Родственники расположились у него как дома, со своей дворней, сундуками, чадами и домочадцами. В передней громоздились корзины, по коридору шмыгали растрепанные девки с тазами и утюгами, в гостиной целыми днями бренчал рояль. Родственники приехали в Петербург переждать «тревожное время» и до приискания квартиры обосновались у Панаевых. Их нисколько не смущали несчастья, обрушившиеся на Панаевых, только девицы были оскорблены тем, что их не развлекают и не устраивают «приемов» в честь их приезда.

Некрасову было очень жаль Ивана Ивановича, — он выглядел таким напуганным, растерянным. Нечесаный и небритый, он целыми днями не снимал халата, валялся на диванчике около окна, вздрагивал при каждом звонке в передней. Отогнув край занавески, он пытался увидеть, кто это хочет попасть к нему в квартиру, и успокаивался, только услыхав, как слуга говорил посетителю, что господа больны и не принимают.
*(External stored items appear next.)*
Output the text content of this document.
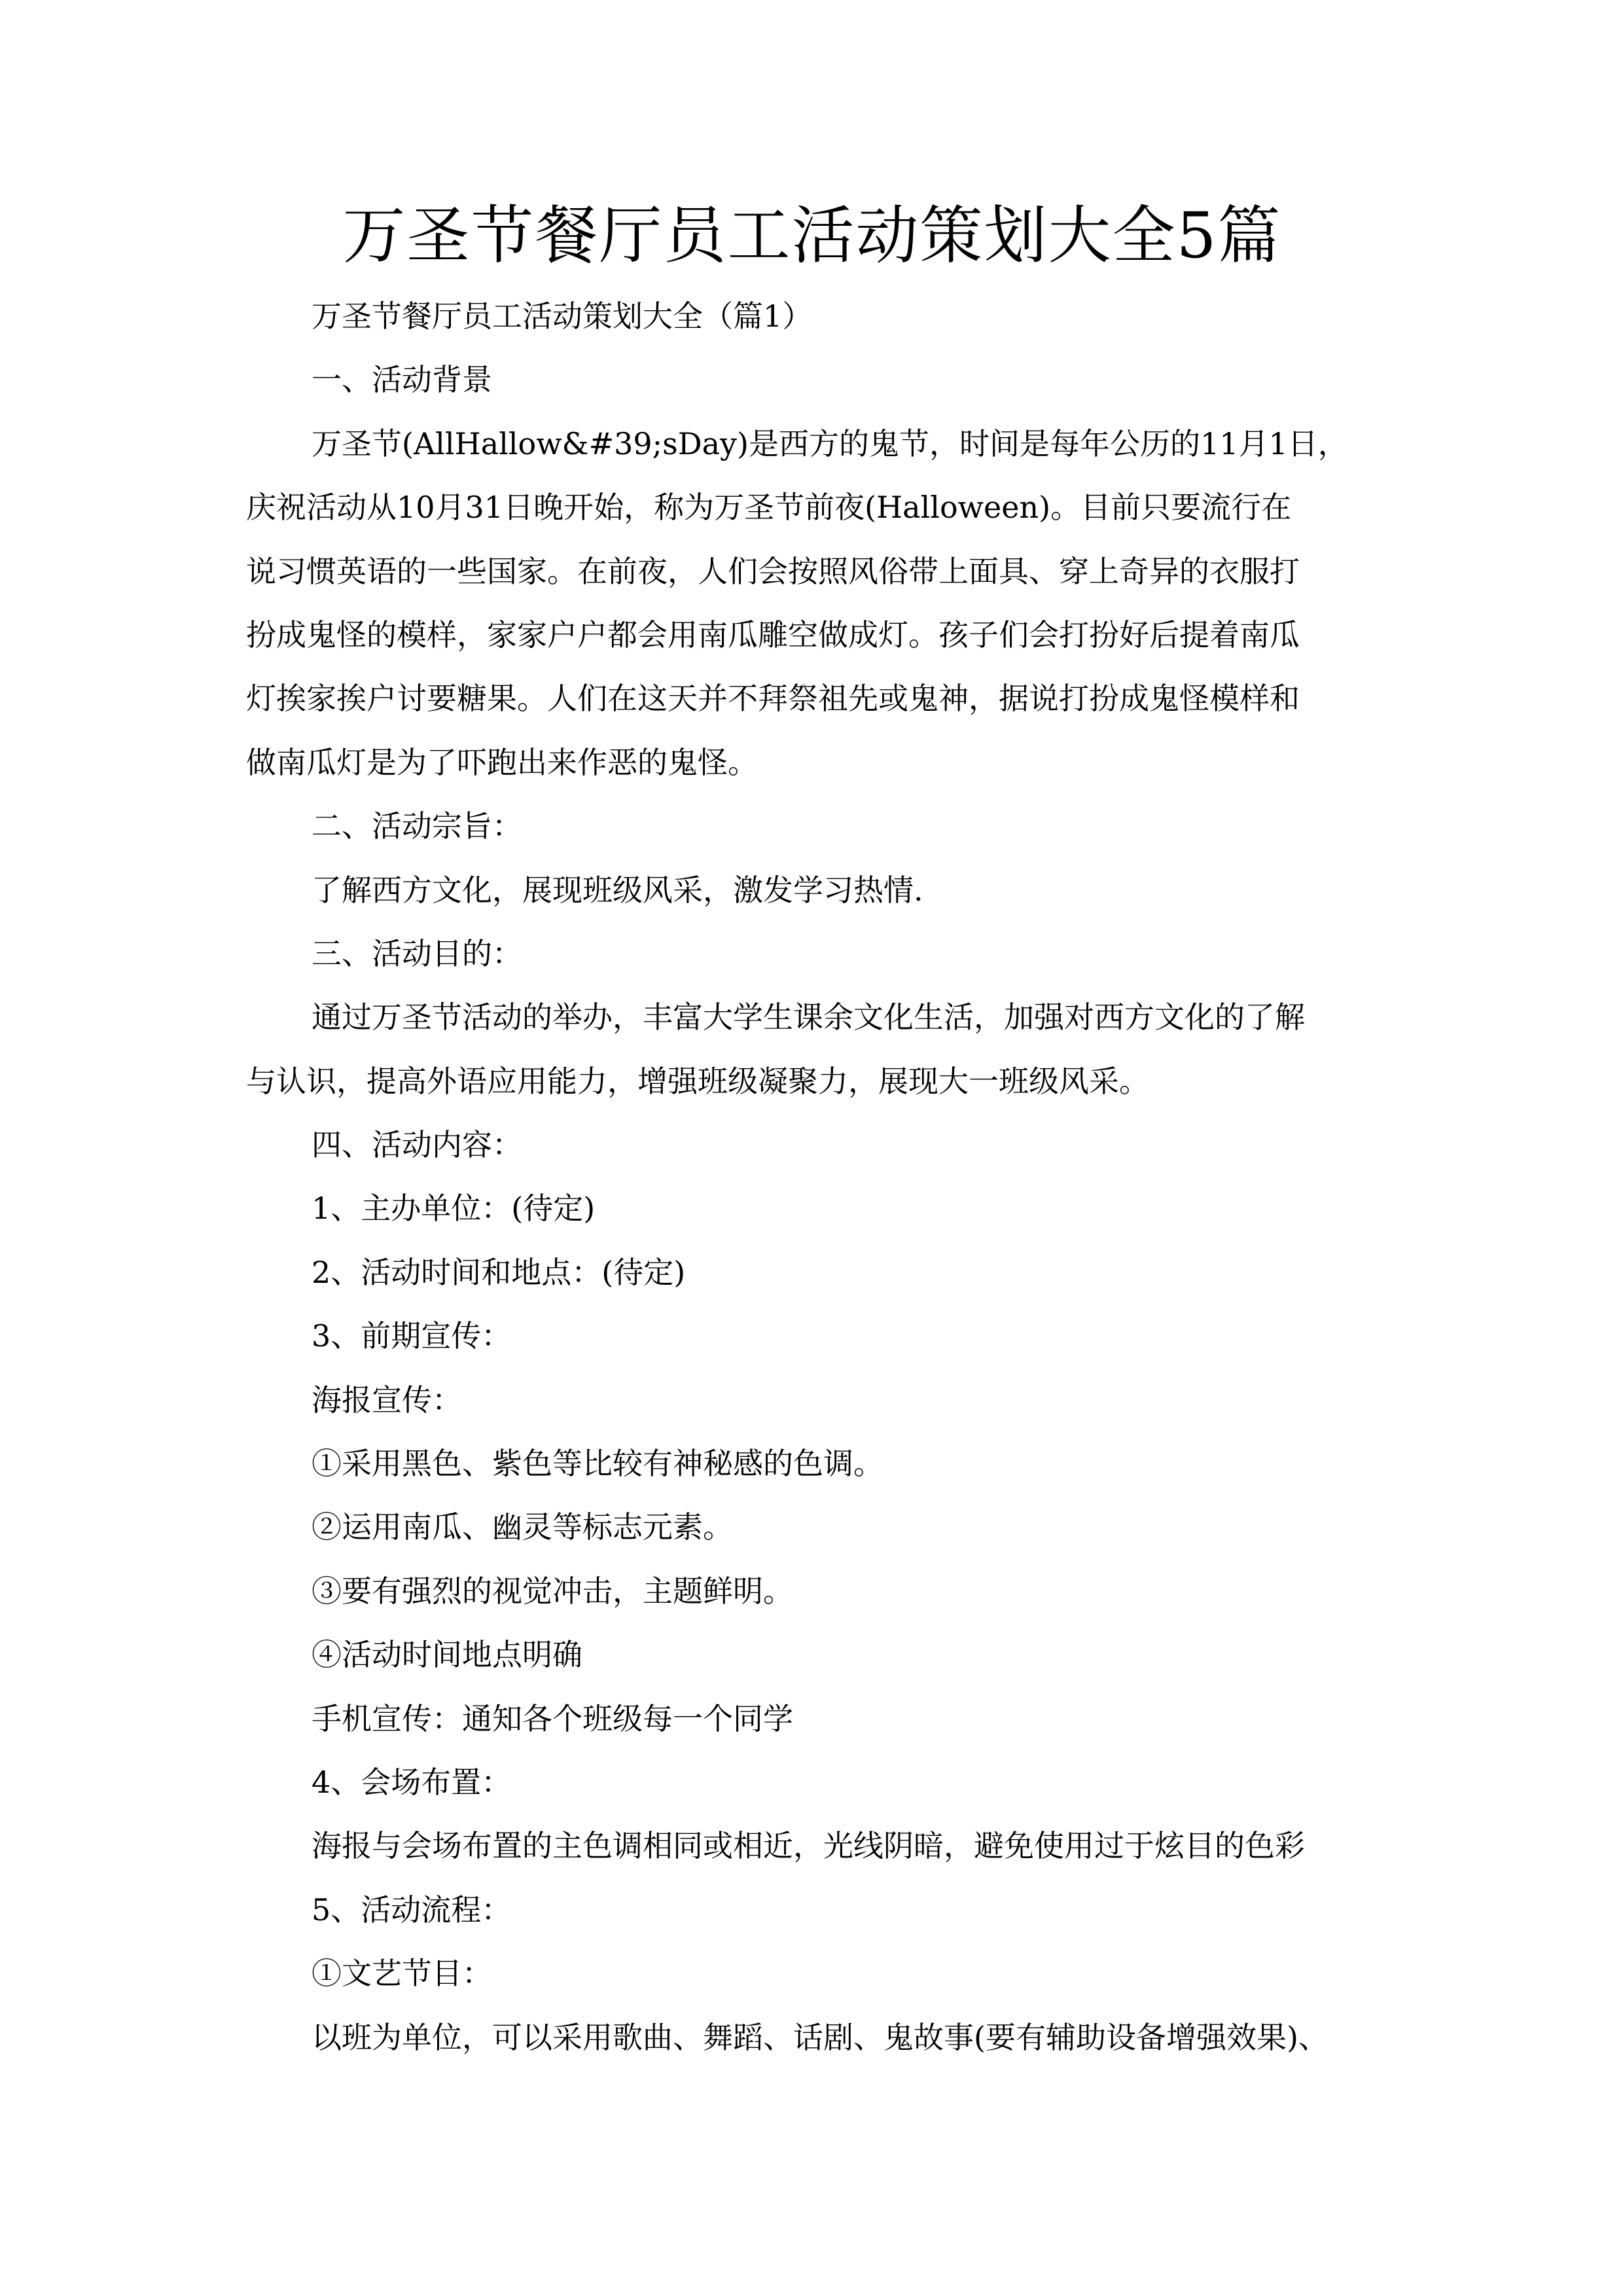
万圣节餐厅员工活动策划大全5篇

万圣节餐厅员工活动策划大全（篇1）

一、活动背景

万圣节(AllHallow&#39;sDay)是西方的鬼节，时间是每年公历的11月1日，

庆祝活动从10月31日晚开始，称为万圣节前夜(Halloween)。目前只要流行在

说习惯英语的一些国家。在前夜，人们会按照风俗带上面具、穿上奇异的衣服打

扮成鬼怪的模样，家家户户都会用南瓜雕空做成灯。孩子们会打扮好后提着南瓜

灯挨家挨户讨要糖果。人们在这天并不拜祭祖先或鬼神，据说打扮成鬼怪模样和

做南瓜灯是为了吓跑出来作恶的鬼怪。

二、活动宗旨：

了解西方文化，展现班级风采，激发学习热情.

三、活动目的：

通过万圣节活动的举办，丰富大学生课余文化生活，加强对西方文化的了解

与认识，提高外语应用能力，增强班级凝聚力，展现大一班级风采。

四、活动内容：

1、主办单位：(待定)

2、活动时间和地点：(待定)

3、前期宣传：

海报宣传：

①采用黑色、紫色等比较有神秘感的色调。

②运用南瓜、幽灵等标志元素。

③要有强烈的视觉冲击，主题鲜明。

④活动时间地点明确

手机宣传：通知各个班级每一个同学

4、会场布置：

海报与会场布置的主色调相同或相近，光线阴暗，避免使用过于炫目的色彩

5、活动流程：

①文艺节目：

以班为单位，可以采用歌曲、舞蹈、话剧、鬼故事(要有辅助设备增强效果)、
Когда мировая с Сатиным была подписана, Некрасов на обратном пути заехал в гастрономический магазин, отобрал целую корзину вин и закусок и притащил все это к себе в комнату. Он заставил Ивана Ивановича побриться и одеться, вытащил запершуюся у себя в спальне Авдотью Яковлевну и устроил, втайне от приезжих родственников, «тризну» по скончавшемуся огаревскому делу.

— Поднимите головы, друзья мои! — сказал он, наливая рюмки. — Надо радоваться, что болезнь, наконец, кончилась. Больше десяти лет она причиняла нам немало огорчений. Теперь ее нет — так забудем же о ней поскорее.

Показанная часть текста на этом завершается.